The film festival also provides the community with a rare opportunity to meet people from a different culture in a social setting on the East End.

“Sometimes, it might be their only opportunity to be around others who are not exactly like them,” Perez said. “If you go into any one of the Spanish-speaking delis and talk to people, community members are happy to see you and talk to you. But people get nervous and don’t want to feel they are asking too much and don’t want to impose. So the film festival becomes a way to know this is a safe place to share our cultures.

“It’s a positive way to bring people together.”

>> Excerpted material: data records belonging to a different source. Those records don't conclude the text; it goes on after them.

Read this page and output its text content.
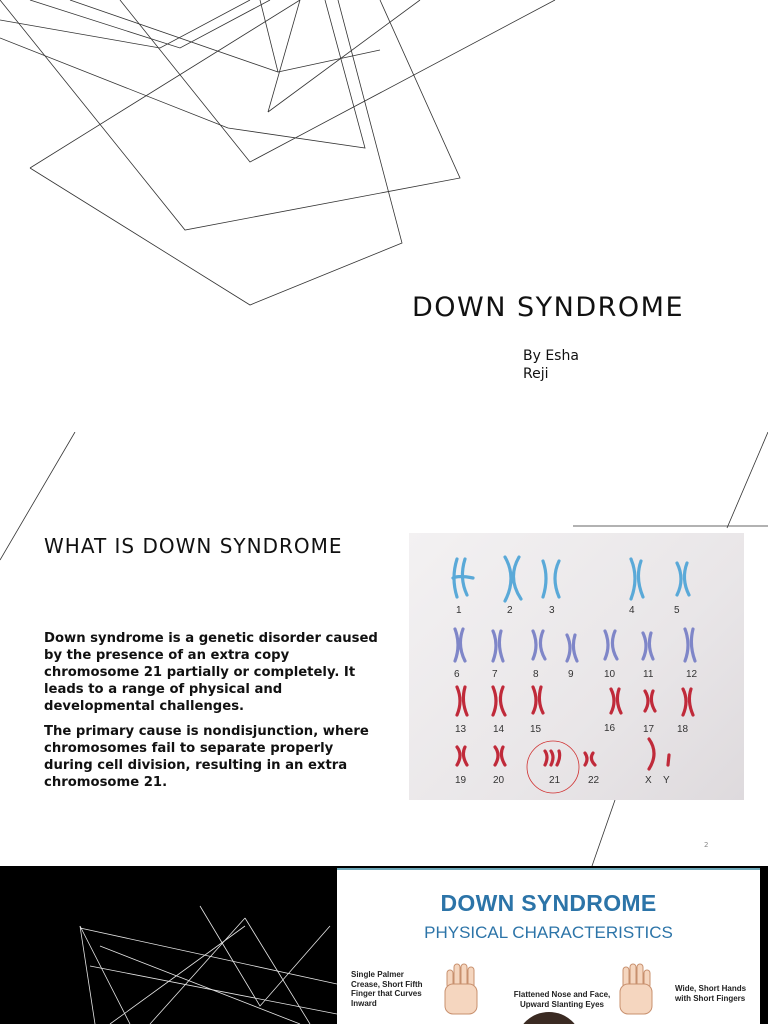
DOWN SYNDROME
By Esha Reji
WHAT IS DOWN SYNDROME

Down syndrome is a genetic disorder caused by the presence of an extra copy chromosome 21 partially or completely. It leads to a range of physical and developmental challenges.

The primary cause is nondisjunction, where chromosomes fail to separate properly during cell division, resulting in an extra chromosome 21.

1	2	3	4	5
6	7	8	9	10	11	12
13	14	15	16	17 18
19	20	21	22	X Y
2
DOWN SYNDROME
PHYSICAL CHARACTERISTICS
Single Palmer Crease, Short Fifth Finger that Curves Inward
Flattened Nose and Face, Upward Slanting Eyes
Wide, Short Hands with Short Fingers
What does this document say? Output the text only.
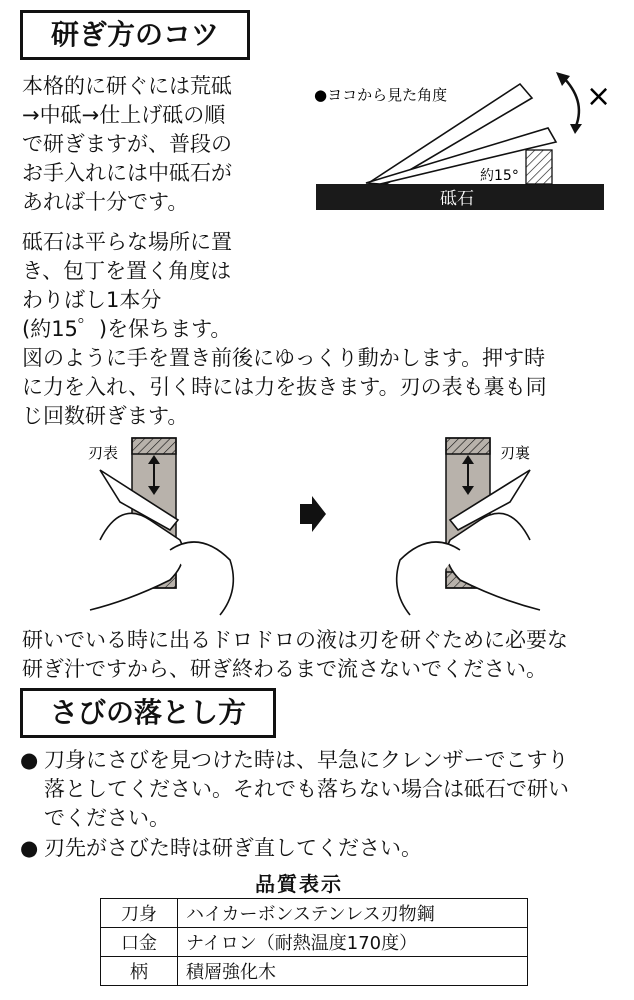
研ぎ方のコツ
本格的に研ぐには荒砥
→中砥→仕上げ砥の順
で研ぎますが、普段の
お手入れには中砥石が
あれば十分です。
砥石は平らな場所に置
き、包丁を置く角度は
わりばし1本分
(約15゜)を保ちます。
●ヨコから見た角度
砥石
約15°
×
図のように手を置き前後にゆっくり動かします。押す時
に力を入れ、引く時には力を抜きます。刃の表も裏も同
じ回数研ぎます。
刃表	刃裏
研いでいる時に出るドロドロの液は刃を研ぐために必要な
研ぎ汁ですから、研ぎ終わるまで流さないでください。
さびの落とし方
● 刀身にさびを見つけた時は、早急にクレンザーでこすり
落としてください。それでも落ちない場合は砥石で研い
でください。
● 刃先がさびた時は研ぎ直してください。
品質表示
刀身	ハイカーボンステンレス刃物鋼
口金	ナイロン（耐熱温度170度）
柄	積層強化木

The 18th Annual Latino Film Festival of the Hamptons

Friday, September 17

Parrish Art Museum 279 Montauk Highway, Water Mill

“La Llorona” (“The Weeping Woman”) 1 hour 37 minutes. Rated R. 7:30 p.m. Recorded interview with director screened after the film. Reception and museum tour 6:30 p.m. included with ticket price. Outdoor film screening. Bring a chair. $15 ($5 members and students) at parrishart.org.

Saturday, September 18

Sag Harbor Cinema, 90 Main Street, Sag Harbor

7 p.m. “Days of the Whale “ (“Los Días de la Ballena”) 1 hour 20 minutes. Rated PG-13. Live conversation with filmmaker after the film. Co-presented by Cinema Tropical. Also “Voices of Youth” (“Voces de la Juventud”) 6 minutes. Directed by Allura Leggard and produced by OLA Media Lab. $10.

9:30 p.m. “Under 21” event. “Myth and Motion” (“Mito y Movimiento”) 28 min. Video concert directed by Carolina Fuentes and produced by OLA Media Lab. “The Infiltrators” (“Los Infiltrados”) 1 hour 35 minutes. Rated PG-13. Co-presented by Sag Harbor Cinema. Live conversation with filmmaker after the film. $5 for 21 and under. Tickets at sagharborcinema.org.